Last Four Terms Offered: Fall 2025, Fall 2024
Learning Outcomes:
- After completing this course, students should be able to critically read a statistical genetics paper.
- After completing this course, assess the strengths and weaknesses of a scientific paper.
- After completing this course, determine whether a paper's conclusions follow from the presented analyses.
- After completing this course, describe the current state of statistical genetics research.
BIOCB 7800 - Genomic Methods in Evolution (1 Credit)
This class is aimed at students interested in designing experiments in evolutionary genomics. Evolutionary biology is at an exciting moment where “any organism…any genome” is possible. However, the pace of sequencing technology and computational methods development is rapid and before carrying out a research project, it is critical to use the appropriate methods for the focal research question. Specific topics will include laboratory methods, sample selection and collection, and computational approaches to data analysis. Students will read and discuss recent literature where genomics have been applied to fundamental questions in ecology, evolution, and conservation and, through discussions, develop strategies for applying these tools to their own research domains. Students are expected to present at least one paper and participate in course discussion for class credit.
Learning Outcomes:
- Explain different methods for generating and analyzing evolutionary genomic data.
- Explain how emerging genomic technology can be applied to fundamental questions in evolutionary biology.
- Present results of recent evolutionary genomic studies to their peers.
- Identify the appropriate methods for genomic analysis within their own research domains.
- Discuss the opportunity, limitations, and ethical considerations when applying genomics to questions across biological fields.
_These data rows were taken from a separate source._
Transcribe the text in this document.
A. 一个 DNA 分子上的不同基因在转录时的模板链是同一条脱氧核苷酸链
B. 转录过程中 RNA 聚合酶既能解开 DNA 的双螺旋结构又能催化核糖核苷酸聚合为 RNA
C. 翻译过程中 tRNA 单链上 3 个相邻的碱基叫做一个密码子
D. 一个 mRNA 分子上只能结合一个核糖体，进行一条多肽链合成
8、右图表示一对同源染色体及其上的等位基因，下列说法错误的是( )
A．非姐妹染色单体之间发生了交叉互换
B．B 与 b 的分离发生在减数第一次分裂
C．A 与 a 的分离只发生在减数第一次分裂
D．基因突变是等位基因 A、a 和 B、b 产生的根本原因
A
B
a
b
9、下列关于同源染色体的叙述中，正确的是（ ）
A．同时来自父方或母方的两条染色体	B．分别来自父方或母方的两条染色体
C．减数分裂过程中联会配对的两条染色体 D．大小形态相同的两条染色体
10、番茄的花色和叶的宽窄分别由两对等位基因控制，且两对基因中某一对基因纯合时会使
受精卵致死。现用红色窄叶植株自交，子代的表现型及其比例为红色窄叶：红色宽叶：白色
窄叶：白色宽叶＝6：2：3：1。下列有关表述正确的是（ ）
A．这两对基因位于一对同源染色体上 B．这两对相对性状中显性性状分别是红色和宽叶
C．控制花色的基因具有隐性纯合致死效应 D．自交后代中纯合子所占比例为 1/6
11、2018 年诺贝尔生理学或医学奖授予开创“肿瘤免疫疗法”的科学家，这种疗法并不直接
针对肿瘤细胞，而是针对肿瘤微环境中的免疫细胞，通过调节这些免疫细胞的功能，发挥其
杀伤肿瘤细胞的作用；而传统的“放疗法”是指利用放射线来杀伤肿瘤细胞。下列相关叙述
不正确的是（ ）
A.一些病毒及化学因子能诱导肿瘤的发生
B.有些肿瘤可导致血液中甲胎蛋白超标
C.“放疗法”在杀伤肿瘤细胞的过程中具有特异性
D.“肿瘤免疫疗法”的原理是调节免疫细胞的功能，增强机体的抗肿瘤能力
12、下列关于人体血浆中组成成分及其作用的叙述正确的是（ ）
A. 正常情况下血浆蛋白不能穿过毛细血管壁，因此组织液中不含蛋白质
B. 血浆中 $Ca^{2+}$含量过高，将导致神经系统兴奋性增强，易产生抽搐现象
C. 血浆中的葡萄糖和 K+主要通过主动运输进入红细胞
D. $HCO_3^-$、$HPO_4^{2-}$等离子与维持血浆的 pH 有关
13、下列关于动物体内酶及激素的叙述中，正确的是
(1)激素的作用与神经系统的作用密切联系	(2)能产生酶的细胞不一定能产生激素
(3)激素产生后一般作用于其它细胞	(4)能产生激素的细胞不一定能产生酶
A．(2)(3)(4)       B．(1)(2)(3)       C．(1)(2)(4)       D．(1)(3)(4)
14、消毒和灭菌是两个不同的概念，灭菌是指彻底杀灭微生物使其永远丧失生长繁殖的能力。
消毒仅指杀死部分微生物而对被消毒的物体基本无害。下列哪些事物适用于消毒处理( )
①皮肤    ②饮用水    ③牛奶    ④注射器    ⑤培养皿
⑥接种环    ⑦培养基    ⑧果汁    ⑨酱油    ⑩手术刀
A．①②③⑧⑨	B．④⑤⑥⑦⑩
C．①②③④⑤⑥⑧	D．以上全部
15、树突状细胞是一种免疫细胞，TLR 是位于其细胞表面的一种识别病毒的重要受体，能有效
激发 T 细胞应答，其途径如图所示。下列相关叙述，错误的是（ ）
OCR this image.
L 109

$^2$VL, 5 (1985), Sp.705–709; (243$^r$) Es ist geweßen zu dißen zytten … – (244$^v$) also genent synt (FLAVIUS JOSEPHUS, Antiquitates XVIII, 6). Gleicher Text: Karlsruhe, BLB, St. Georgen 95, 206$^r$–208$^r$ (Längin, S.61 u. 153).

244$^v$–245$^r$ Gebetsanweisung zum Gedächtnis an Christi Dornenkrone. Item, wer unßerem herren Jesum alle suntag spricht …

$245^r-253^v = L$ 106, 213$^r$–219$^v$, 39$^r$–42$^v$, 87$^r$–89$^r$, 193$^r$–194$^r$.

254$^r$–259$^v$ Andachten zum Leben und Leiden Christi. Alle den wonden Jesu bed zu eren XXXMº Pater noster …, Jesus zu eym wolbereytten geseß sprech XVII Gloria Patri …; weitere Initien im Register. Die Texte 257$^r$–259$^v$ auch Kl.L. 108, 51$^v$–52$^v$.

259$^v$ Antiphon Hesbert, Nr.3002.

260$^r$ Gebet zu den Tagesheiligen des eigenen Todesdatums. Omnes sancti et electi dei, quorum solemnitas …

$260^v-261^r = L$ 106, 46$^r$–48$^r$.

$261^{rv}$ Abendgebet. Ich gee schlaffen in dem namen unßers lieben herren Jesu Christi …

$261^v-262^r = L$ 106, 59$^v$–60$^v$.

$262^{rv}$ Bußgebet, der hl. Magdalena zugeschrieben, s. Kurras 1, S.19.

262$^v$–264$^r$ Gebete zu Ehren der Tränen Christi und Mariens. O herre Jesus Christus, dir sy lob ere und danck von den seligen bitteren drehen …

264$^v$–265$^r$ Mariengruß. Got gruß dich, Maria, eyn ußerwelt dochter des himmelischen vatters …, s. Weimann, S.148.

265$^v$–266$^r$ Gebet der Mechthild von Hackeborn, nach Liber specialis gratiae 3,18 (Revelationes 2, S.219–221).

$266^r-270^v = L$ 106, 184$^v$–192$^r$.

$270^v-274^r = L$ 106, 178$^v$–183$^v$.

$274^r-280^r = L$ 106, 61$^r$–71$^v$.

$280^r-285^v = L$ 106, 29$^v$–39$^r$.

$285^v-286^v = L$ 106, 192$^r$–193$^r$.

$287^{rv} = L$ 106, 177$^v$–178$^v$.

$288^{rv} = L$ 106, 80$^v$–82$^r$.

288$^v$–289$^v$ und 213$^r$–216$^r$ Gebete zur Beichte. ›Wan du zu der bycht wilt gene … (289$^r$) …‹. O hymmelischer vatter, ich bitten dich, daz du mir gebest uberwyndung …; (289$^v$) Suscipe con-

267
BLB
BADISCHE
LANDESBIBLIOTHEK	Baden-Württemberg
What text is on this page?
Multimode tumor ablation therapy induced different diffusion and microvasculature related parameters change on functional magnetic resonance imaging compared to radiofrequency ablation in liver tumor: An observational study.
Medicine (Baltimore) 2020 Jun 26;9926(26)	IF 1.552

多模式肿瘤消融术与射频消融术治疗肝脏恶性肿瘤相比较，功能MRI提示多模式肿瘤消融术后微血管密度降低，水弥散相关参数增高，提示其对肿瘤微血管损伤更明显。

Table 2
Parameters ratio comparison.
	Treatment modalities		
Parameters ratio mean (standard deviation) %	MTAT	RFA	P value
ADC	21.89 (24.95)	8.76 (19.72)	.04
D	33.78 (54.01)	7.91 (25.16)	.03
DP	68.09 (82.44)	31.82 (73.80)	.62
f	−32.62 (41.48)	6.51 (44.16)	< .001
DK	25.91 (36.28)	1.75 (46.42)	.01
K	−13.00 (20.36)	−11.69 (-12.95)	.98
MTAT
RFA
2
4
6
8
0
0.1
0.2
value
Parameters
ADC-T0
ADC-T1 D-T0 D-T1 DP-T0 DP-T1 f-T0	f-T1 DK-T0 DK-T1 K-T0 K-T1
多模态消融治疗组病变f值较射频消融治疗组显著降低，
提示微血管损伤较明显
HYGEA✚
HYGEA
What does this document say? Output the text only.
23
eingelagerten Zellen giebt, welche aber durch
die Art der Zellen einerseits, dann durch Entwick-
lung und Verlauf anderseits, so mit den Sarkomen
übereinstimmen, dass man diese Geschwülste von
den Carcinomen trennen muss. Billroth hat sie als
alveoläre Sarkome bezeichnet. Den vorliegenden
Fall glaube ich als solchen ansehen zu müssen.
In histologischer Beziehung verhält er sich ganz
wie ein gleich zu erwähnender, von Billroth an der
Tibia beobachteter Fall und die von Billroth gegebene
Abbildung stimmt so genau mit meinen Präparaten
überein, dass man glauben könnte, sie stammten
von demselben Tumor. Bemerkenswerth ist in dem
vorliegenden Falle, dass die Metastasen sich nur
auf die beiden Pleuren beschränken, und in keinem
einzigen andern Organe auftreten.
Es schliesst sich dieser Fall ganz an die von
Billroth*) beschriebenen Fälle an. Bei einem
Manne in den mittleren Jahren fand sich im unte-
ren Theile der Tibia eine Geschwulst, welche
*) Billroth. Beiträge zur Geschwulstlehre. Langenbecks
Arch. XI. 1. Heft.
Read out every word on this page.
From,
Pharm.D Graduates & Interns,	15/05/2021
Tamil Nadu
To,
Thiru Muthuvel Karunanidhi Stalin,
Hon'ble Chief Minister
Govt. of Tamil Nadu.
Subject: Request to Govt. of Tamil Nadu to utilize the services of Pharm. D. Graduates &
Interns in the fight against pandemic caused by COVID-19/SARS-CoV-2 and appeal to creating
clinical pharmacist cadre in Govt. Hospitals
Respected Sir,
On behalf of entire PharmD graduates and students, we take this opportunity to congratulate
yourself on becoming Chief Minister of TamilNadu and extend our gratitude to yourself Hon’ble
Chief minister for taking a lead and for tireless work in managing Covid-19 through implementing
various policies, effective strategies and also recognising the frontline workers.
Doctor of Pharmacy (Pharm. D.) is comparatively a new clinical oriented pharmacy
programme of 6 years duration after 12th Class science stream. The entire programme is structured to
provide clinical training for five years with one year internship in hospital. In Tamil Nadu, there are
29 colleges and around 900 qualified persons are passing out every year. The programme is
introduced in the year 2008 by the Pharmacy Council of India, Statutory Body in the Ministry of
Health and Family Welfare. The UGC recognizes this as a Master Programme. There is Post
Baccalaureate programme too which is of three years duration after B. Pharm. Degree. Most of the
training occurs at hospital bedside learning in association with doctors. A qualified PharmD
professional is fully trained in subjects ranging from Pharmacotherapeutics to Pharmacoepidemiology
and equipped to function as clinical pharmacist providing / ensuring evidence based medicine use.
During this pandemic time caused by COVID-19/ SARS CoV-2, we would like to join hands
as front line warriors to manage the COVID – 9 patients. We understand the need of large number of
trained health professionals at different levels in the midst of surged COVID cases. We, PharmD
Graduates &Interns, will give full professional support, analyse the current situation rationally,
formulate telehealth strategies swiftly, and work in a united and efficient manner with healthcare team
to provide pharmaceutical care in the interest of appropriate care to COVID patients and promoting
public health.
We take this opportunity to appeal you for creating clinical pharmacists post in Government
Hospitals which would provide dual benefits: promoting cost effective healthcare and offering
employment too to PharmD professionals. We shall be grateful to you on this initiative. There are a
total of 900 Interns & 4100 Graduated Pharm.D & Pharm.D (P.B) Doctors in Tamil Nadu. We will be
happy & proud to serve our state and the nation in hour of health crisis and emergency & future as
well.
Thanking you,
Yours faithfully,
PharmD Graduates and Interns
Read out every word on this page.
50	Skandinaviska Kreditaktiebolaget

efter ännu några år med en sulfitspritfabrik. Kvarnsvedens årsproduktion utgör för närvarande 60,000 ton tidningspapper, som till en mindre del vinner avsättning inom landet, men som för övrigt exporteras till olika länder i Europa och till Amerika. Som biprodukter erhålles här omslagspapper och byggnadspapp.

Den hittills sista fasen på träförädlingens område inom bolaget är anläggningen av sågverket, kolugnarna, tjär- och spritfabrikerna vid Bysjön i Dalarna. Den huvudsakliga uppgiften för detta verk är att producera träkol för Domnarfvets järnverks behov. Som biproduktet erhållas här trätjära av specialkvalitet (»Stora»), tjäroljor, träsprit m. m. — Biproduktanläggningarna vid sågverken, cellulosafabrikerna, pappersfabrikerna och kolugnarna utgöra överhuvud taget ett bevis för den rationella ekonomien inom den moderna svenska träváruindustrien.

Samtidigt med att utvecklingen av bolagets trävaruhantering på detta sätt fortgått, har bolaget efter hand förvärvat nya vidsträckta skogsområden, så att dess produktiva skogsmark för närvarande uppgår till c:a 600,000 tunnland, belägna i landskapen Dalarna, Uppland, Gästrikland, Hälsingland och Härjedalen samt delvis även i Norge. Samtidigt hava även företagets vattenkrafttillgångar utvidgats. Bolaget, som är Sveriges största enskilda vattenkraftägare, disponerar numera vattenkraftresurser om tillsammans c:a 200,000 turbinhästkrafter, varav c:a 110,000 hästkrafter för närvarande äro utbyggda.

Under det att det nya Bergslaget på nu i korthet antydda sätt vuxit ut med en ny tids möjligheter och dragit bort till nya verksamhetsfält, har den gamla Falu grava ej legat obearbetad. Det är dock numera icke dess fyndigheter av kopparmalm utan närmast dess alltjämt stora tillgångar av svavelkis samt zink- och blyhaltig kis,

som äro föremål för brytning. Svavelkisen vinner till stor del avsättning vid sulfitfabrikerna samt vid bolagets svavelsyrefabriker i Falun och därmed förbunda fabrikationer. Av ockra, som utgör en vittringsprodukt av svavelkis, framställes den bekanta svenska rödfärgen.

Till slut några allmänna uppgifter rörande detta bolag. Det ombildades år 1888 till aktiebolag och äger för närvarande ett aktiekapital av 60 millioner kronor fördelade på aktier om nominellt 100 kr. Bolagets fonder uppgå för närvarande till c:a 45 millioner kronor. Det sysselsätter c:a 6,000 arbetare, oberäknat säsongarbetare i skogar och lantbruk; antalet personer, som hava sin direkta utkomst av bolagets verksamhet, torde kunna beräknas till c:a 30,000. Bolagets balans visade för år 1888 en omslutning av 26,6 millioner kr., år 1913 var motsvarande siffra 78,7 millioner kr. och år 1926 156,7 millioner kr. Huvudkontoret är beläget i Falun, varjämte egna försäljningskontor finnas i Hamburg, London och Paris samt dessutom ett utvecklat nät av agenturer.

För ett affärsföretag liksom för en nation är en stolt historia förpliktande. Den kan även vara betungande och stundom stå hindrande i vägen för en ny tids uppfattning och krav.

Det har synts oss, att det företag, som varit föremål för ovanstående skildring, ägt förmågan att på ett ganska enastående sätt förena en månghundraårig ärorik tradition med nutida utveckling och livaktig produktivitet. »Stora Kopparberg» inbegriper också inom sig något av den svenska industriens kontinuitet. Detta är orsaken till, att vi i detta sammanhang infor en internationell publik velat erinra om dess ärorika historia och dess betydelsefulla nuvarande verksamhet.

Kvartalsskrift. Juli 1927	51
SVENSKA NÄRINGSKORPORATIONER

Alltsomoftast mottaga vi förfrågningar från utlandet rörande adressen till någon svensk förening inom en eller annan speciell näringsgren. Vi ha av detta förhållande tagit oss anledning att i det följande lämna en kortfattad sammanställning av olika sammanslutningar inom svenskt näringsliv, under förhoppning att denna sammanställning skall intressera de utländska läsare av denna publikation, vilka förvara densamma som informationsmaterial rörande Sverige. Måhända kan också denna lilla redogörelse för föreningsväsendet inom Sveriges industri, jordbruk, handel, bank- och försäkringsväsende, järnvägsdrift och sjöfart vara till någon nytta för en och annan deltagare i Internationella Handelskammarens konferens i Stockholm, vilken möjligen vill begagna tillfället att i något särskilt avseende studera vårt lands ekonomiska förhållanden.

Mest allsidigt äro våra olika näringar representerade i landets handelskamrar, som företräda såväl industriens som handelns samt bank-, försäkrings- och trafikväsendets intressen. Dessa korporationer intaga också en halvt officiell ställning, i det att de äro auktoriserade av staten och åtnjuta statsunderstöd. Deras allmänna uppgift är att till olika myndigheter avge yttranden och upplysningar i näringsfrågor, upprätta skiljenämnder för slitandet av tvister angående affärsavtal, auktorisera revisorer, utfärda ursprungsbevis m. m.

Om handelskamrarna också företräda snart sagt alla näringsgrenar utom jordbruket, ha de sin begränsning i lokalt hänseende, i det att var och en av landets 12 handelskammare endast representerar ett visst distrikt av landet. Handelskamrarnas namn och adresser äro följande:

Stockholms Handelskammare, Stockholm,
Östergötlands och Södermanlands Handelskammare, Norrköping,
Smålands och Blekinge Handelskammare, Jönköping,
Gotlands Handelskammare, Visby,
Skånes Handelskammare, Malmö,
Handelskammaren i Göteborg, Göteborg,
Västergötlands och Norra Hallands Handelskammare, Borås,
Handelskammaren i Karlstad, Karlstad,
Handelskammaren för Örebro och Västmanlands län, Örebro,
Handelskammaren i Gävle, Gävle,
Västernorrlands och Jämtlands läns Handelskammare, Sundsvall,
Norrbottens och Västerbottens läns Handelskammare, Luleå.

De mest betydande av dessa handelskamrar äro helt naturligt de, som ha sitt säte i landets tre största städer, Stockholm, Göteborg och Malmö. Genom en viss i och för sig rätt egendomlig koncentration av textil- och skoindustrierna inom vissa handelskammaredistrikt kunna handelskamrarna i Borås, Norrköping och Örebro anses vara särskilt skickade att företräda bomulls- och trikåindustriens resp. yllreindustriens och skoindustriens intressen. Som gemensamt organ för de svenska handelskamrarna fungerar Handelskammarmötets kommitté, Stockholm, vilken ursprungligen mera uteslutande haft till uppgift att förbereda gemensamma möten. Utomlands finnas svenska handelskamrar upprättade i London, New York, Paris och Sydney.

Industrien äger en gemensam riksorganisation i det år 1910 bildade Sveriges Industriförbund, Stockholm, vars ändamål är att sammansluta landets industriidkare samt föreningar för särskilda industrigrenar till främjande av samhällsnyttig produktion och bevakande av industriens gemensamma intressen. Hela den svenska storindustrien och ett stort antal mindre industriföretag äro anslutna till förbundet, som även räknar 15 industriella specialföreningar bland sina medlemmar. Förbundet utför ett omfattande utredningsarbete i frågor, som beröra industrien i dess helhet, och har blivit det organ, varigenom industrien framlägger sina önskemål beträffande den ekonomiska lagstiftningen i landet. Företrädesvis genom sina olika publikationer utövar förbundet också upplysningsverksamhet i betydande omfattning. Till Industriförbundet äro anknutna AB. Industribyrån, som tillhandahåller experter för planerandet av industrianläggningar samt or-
BIOCB 7900 - Communication Skills for Computational Biologists (1 Credit)
This class will help graduate students develop skills for disseminating their research in computational biology. This will include five topics. First, students will strengthen their writing skills, with a particular emphasis on writing compelling scientific proposals in the field of computational biology, which is a requirement for the A-exam. Second, students will learn how to design effective figures to communicate findings. Third, students will learn how to give scientific presentations, which Computational Biology Ph.D. students are required to do annually. Fourth, students will learn techniques for making and presenting posters. Fifth, students will develop strategies for communicating their research to non-specialists, including the public and stakeholders who might apply their research.
Learning Outcomes:
- Write a compelling scientific proposal in the field of computational biology.
- Use generative AI effectively in writing science as well as understand the limitations and ethical issues surrounding this.
- Design a figure that effectively communicates key results of a scientific study.
- Give a 15-minute presentation aimed at scientific colleagues that effectively conveys the rationale of the study, the scientific background, and how the new research being presented adds to our knowledge of an important scientific problem.
- Design and present a poster that is visually compelling.
- Concisely discuss both the rationale and the results of a research project in computational biology to a non-specialist audience.